I don't know of any retailer that doesn't offer a return policy for faulty products -- if you buy something and it doesn't work when you get home, simple fairness dictates that you should get your money back. 

But while this logic may seem obvious when talking about consumer transactions, it is apparently easily forgotten when it comes to protecting taxpayer investments. For example: Many states compete for new jobs by offering taxpayer-funded subsidies to companies to entice them to open in their state. In many ways, these states are just like consumers: those willing to pay the most (in this case, offer the most generous subsidy) ultimately get the product they demand (the jobs a company promises to provide in exchange).

So if these companies ultimately fail to produce the jobs they promised, shouldn't the taxpayers get their money back? Seems right, but according to a new report from Good Jobs First, this is hardly ever the case. Their analysis of  "clawback" efforts for 238 different state-based business subsidies reveals just how tough it is to demand fairness and accountability when it comes to public handouts to private companies. 

At first glance, many of these subsidies do appear to have return policies in place: fully 90 percent of these programs actually require companies to deliver regular reports to state agencies estimating how many jobs they have successfully created thanks to public subsidies; furthermore, 75 percent of the programs they studied contain some type of penalty measure in the event that job creation fails to meet the agreed upon standards.

But here's the bad news: 31 percent of the programs that require proof of job creation do not require any independent third-party reviewer to ensure that the data these companies submit is actually accurate. And those penalty provisions? Forty-seven percent of them are only enforced voluntarily, meaning that they are basically never enforced at all -- in fact, only 21 of the 178 programs with penalty provisions actually publish any documentation of enforcement efforts.

These findings about clawbacks are important for a couple reasons. First, while this report only concerns itself with state-level tax subsidies, its findings are relevant to the current national debate about corporate and business tax loopholes -- after all, what's the real difference between company-specific subsidies offered by a particular state and the wide range of industry-specific tax loopholes offered by the federal tax code?

Not much at all, really, which begs the next question: why are there no clawback measures in place for federal tax subsidies?

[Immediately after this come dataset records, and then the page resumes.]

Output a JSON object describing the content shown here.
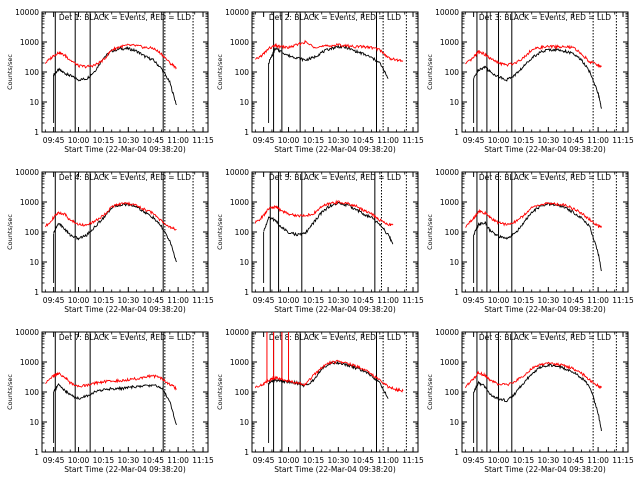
{
  "figure": {
    "ylabel": "Counts/sec",
    "xlabel": "Start Time (22-Mar-04 09:38:20)",
    "colors": {
      "events": "#000000",
      "lld": "#ff0000",
      "axes": "#000000"
    }
  },
  "chart_data": [
    {
      "type": "line",
      "title": "Det 1: BLACK = Events, RED = LLD",
      "xlabel": "Start Time (22-Mar-04 09:38:20)",
      "ylabel": "Counts/sec",
      "yscale": "log",
      "ylim": [
        1,
        10000
      ],
      "yticks": [
        "1",
        "10",
        "100",
        "1000",
        "10000"
      ],
      "xticks": [
        "09:45",
        "10:00",
        "10:15",
        "10:30",
        "10:45",
        "11:00",
        "11:15"
      ],
      "x": [
        "09:40",
        "09:45",
        "09:48",
        "09:52",
        "09:55",
        "10:00",
        "10:05",
        "10:10",
        "10:15",
        "10:20",
        "10:25",
        "10:30",
        "10:35",
        "10:40",
        "10:45",
        "10:50",
        "10:55",
        "10:59"
      ],
      "series": [
        {
          "name": "BLACK = Events",
          "values": [
            null,
            80,
            120,
            90,
            75,
            55,
            60,
            110,
            300,
            500,
            600,
            600,
            500,
            330,
            250,
            130,
            45,
            8
          ]
        },
        {
          "name": "RED = LLD",
          "values": [
            200,
            350,
            450,
            350,
            250,
            160,
            150,
            170,
            250,
            550,
            700,
            780,
            750,
            650,
            620,
            400,
            200,
            140
          ]
        }
      ],
      "solid_lines": [
        "09:46",
        "09:58",
        "10:07",
        "10:51"
      ],
      "dotted_lines": [
        "10:52",
        "11:09"
      ]
    },
    {
      "type": "line",
      "title": "Det 2: BLACK = Events, RED = LLD",
      "xlabel": "Start Time (22-Mar-04 09:38:20)",
      "ylabel": "Counts/sec",
      "yscale": "log",
      "ylim": [
        1,
        10000
      ],
      "yticks": [
        "1",
        "10",
        "100",
        "1000",
        "10000"
      ],
      "xticks": [
        "09:45",
        "10:00",
        "10:15",
        "10:30",
        "10:45",
        "11:00",
        "11:15"
      ],
      "x": [
        "09:40",
        "09:45",
        "09:48",
        "09:52",
        "09:55",
        "10:00",
        "10:05",
        "10:10",
        "10:15",
        "10:20",
        "10:25",
        "10:30",
        "10:35",
        "10:40",
        "10:45",
        "10:50",
        "10:55",
        "11:00",
        "11:05",
        "11:09"
      ],
      "series": [
        {
          "name": "BLACK = Events",
          "values": [
            null,
            null,
            200,
            600,
            500,
            350,
            300,
            250,
            300,
            450,
            600,
            700,
            650,
            500,
            400,
            300,
            200,
            60,
            null,
            null
          ]
        },
        {
          "name": "RED = LLD",
          "values": [
            250,
            400,
            600,
            750,
            700,
            650,
            800,
            1000,
            700,
            700,
            750,
            800,
            750,
            700,
            700,
            650,
            550,
            300,
            250,
            230
          ]
        }
      ],
      "solid_lines": [
        "09:51",
        "09:56",
        "10:07",
        "10:53"
      ],
      "dotted_lines": [
        "10:57",
        "11:11"
      ]
    },
    {
      "type": "line",
      "title": "Det 3: BLACK = Events, RED = LLD",
      "xlabel": "Start Time (22-Mar-04 09:38:20)",
      "ylabel": "Counts/sec",
      "yscale": "log",
      "ylim": [
        1,
        10000
      ],
      "yticks": [
        "1",
        "10",
        "100",
        "1000",
        "10000"
      ],
      "xticks": [
        "09:45",
        "10:00",
        "10:15",
        "10:30",
        "10:45",
        "11:00",
        "11:15"
      ],
      "x": [
        "09:40",
        "09:45",
        "09:48",
        "09:52",
        "09:55",
        "10:00",
        "10:05",
        "10:10",
        "10:15",
        "10:20",
        "10:25",
        "10:30",
        "10:35",
        "10:40",
        "10:45",
        "10:50",
        "10:55",
        "11:00",
        "11:02"
      ],
      "series": [
        {
          "name": "BLACK = Events",
          "values": [
            null,
            60,
            120,
            150,
            100,
            70,
            55,
            80,
            150,
            300,
            450,
            550,
            550,
            500,
            400,
            250,
            100,
            20,
            6
          ]
        },
        {
          "name": "RED = LLD",
          "values": [
            180,
            300,
            500,
            380,
            280,
            200,
            170,
            200,
            300,
            550,
            650,
            700,
            700,
            680,
            650,
            400,
            220,
            170,
            150
          ]
        }
      ],
      "solid_lines": [
        "09:47",
        "09:53",
        "10:00",
        "10:08"
      ],
      "dotted_lines": [
        "10:57",
        "11:11"
      ]
    },
    {
      "type": "line",
      "title": "Det 4: BLACK = Events, RED = LLD",
      "xlabel": "Start Time (22-Mar-04 09:38:20)",
      "ylabel": "Counts/sec",
      "yscale": "log",
      "ylim": [
        1,
        10000
      ],
      "yticks": [
        "1",
        "10",
        "100",
        "1000",
        "10000"
      ],
      "xticks": [
        "09:45",
        "10:00",
        "10:15",
        "10:30",
        "10:45",
        "11:00",
        "11:15"
      ],
      "x": [
        "09:40",
        "09:45",
        "09:48",
        "09:52",
        "09:55",
        "10:00",
        "10:05",
        "10:10",
        "10:15",
        "10:20",
        "10:25",
        "10:30",
        "10:35",
        "10:40",
        "10:45",
        "10:50",
        "10:55",
        "10:59"
      ],
      "series": [
        {
          "name": "BLACK = Events",
          "values": [
            null,
            90,
            200,
            120,
            80,
            60,
            80,
            150,
            300,
            650,
            800,
            850,
            700,
            450,
            300,
            150,
            50,
            10
          ]
        },
        {
          "name": "RED = LLD",
          "values": [
            150,
            300,
            450,
            380,
            250,
            180,
            170,
            230,
            350,
            700,
            850,
            900,
            750,
            550,
            420,
            230,
            150,
            120
          ]
        }
      ],
      "solid_lines": [
        "09:46",
        "09:58",
        "10:07",
        "10:51"
      ],
      "dotted_lines": [
        "10:52",
        "11:09"
      ]
    },
    {
      "type": "line",
      "title": "Det 5: BLACK = Events, RED = LLD",
      "xlabel": "Start Time (22-Mar-04 09:38:20)",
      "ylabel": "Counts/sec",
      "yscale": "log",
      "ylim": [
        1,
        10000
      ],
      "yticks": [
        "1",
        "10",
        "100",
        "1000",
        "10000"
      ],
      "xticks": [
        "09:45",
        "10:00",
        "10:15",
        "10:30",
        "10:45",
        "11:00",
        "11:15"
      ],
      "x": [
        "09:40",
        "09:45",
        "09:48",
        "09:52",
        "09:55",
        "10:00",
        "10:05",
        "10:10",
        "10:15",
        "10:20",
        "10:25",
        "10:30",
        "10:35",
        "10:40",
        "10:45",
        "10:50",
        "10:55",
        "11:00",
        "11:03"
      ],
      "series": [
        {
          "name": "BLACK = Events",
          "values": [
            null,
            100,
            300,
            250,
            150,
            100,
            80,
            90,
            200,
            450,
            750,
            900,
            800,
            600,
            400,
            300,
            180,
            80,
            40
          ]
        },
        {
          "name": "RED = LLD",
          "values": [
            200,
            350,
            600,
            700,
            550,
            400,
            350,
            350,
            400,
            700,
            900,
            1000,
            900,
            750,
            550,
            400,
            250,
            180,
            170
          ]
        }
      ],
      "solid_lines": [
        "09:49",
        "09:54",
        "10:08",
        "10:52"
      ],
      "dotted_lines": [
        "10:56",
        "11:11"
      ]
    },
    {
      "type": "line",
      "title": "Det 6: BLACK = Events, RED = LLD",
      "xlabel": "Start Time (22-Mar-04 09:38:20)",
      "ylabel": "Counts/sec",
      "yscale": "log",
      "ylim": [
        1,
        10000
      ],
      "yticks": [
        "1",
        "10",
        "100",
        "1000",
        "10000"
      ],
      "xticks": [
        "09:45",
        "10:00",
        "10:15",
        "10:30",
        "10:45",
        "11:00",
        "11:15"
      ],
      "x": [
        "09:40",
        "09:45",
        "09:48",
        "09:52",
        "09:55",
        "10:00",
        "10:05",
        "10:10",
        "10:15",
        "10:20",
        "10:25",
        "10:30",
        "10:35",
        "10:40",
        "10:45",
        "10:50",
        "10:55",
        "11:00",
        "11:02"
      ],
      "series": [
        {
          "name": "BLACK = Events",
          "values": [
            null,
            80,
            180,
            200,
            110,
            70,
            60,
            90,
            200,
            450,
            700,
            850,
            800,
            650,
            450,
            300,
            150,
            20,
            5
          ]
        },
        {
          "name": "RED = LLD",
          "values": [
            150,
            280,
            500,
            420,
            300,
            200,
            180,
            220,
            350,
            650,
            800,
            900,
            850,
            800,
            600,
            420,
            260,
            160,
            140
          ]
        }
      ],
      "solid_lines": [
        "09:47",
        "09:53",
        "10:00",
        "10:08"
      ],
      "dotted_lines": [
        "10:57",
        "11:11"
      ]
    },
    {
      "type": "line",
      "title": "Det 7: BLACK = Events, RED = LLD",
      "xlabel": "Start Time (22-Mar-04 09:38:20)",
      "ylabel": "Counts/sec",
      "yscale": "log",
      "ylim": [
        1,
        10000
      ],
      "yticks": [
        "1",
        "10",
        "100",
        "1000",
        "10000"
      ],
      "xticks": [
        "09:45",
        "10:00",
        "10:15",
        "10:30",
        "10:45",
        "11:00",
        "11:15"
      ],
      "x": [
        "09:40",
        "09:45",
        "09:48",
        "09:52",
        "09:55",
        "10:00",
        "10:05",
        "10:10",
        "10:15",
        "10:20",
        "10:25",
        "10:30",
        "10:35",
        "10:40",
        "10:45",
        "10:50",
        "10:55",
        "10:59"
      ],
      "series": [
        {
          "name": "BLACK = Events",
          "values": [
            null,
            100,
            180,
            110,
            80,
            60,
            75,
            100,
            120,
            130,
            130,
            140,
            150,
            160,
            170,
            140,
            50,
            8
          ]
        },
        {
          "name": "RED = LLD",
          "values": [
            200,
            350,
            420,
            300,
            200,
            150,
            170,
            200,
            220,
            230,
            240,
            260,
            280,
            320,
            350,
            280,
            180,
            130
          ]
        }
      ],
      "solid_lines": [
        "09:46",
        "09:58",
        "10:07",
        "10:51"
      ],
      "dotted_lines": [
        "10:52",
        "11:09"
      ]
    },
    {
      "type": "line",
      "title": "Det 8: BLACK = Events, RED = LLD",
      "xlabel": "Start Time (22-Mar-04 09:38:20)",
      "ylabel": "Counts/sec",
      "yscale": "log",
      "ylim": [
        1,
        10000
      ],
      "yticks": [
        "1",
        "10",
        "100",
        "1000",
        "10000"
      ],
      "xticks": [
        "09:45",
        "10:00",
        "10:15",
        "10:30",
        "10:45",
        "11:00",
        "11:15"
      ],
      "x": [
        "09:40",
        "09:45",
        "09:48",
        "09:52",
        "09:55",
        "10:00",
        "10:05",
        "10:10",
        "10:15",
        "10:20",
        "10:25",
        "10:30",
        "10:35",
        "10:40",
        "10:45",
        "10:50",
        "10:55",
        "11:00",
        "11:05",
        "11:09"
      ],
      "series": [
        {
          "name": "BLACK = Events",
          "values": [
            null,
            null,
            200,
            250,
            230,
            220,
            200,
            160,
            250,
            600,
            900,
            950,
            800,
            650,
            500,
            350,
            200,
            60,
            null,
            null
          ]
        },
        {
          "name": "RED = LLD",
          "values": [
            150,
            180,
            250,
            300,
            280,
            230,
            200,
            180,
            350,
            650,
            950,
            1050,
            900,
            750,
            600,
            400,
            250,
            150,
            120,
            110
          ]
        }
      ],
      "spikes": {
        "x": [
          "09:47",
          "09:51",
          "09:56",
          "10:00"
        ],
        "value": 10000
      },
      "solid_lines": [
        "09:51",
        "09:56",
        "10:07",
        "10:53"
      ],
      "dotted_lines": [
        "10:57",
        "11:11"
      ]
    },
    {
      "type": "line",
      "title": "Det 9: BLACK = Events, RED = LLD",
      "xlabel": "Start Time (22-Mar-04 09:38:20)",
      "ylabel": "Counts/sec",
      "yscale": "log",
      "ylim": [
        1,
        10000
      ],
      "yticks": [
        "1",
        "10",
        "100",
        "1000",
        "10000"
      ],
      "xticks": [
        "09:45",
        "10:00",
        "10:15",
        "10:30",
        "10:45",
        "11:00",
        "11:15"
      ],
      "x": [
        "09:40",
        "09:45",
        "09:48",
        "09:52",
        "09:55",
        "10:00",
        "10:05",
        "10:10",
        "10:15",
        "10:20",
        "10:25",
        "10:30",
        "10:35",
        "10:40",
        "10:45",
        "10:50",
        "10:55",
        "11:00",
        "11:02"
      ],
      "series": [
        {
          "name": "BLACK = Events",
          "values": [
            null,
            100,
            200,
            150,
            80,
            60,
            50,
            90,
            200,
            400,
            650,
            800,
            750,
            600,
            450,
            300,
            150,
            20,
            5
          ]
        },
        {
          "name": "RED = LLD",
          "values": [
            150,
            280,
            450,
            350,
            250,
            180,
            170,
            220,
            350,
            600,
            800,
            900,
            850,
            750,
            600,
            420,
            250,
            160,
            140
          ]
        }
      ],
      "solid_lines": [
        "09:47",
        "09:53",
        "10:00",
        "10:08"
      ],
      "dotted_lines": [
        "10:57",
        "11:11"
      ]
    }
  ]
}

Of course, the ideal scenario would be to eliminate or reduce these loopholes altogether (and we have written that many on the Left and Right do believe in eliminating these deductions), but it seems that House Republicans are planning to postpone any attempts at comprehensive reform beyond 2012 and instead offer more targeted tax exemptions for small business and other industries this year.

So if tax loopholes must remain in place for another year, progressive and conservatives alike should be able to agree that the taxpayers deserve some kind of return policy on their investment. We already have clawback measures in place for overpayment of federal benefits from Medicare, unemployment insurance, and other safety net programs-- let's make federal tax loophole beneficiaries play by the same rules.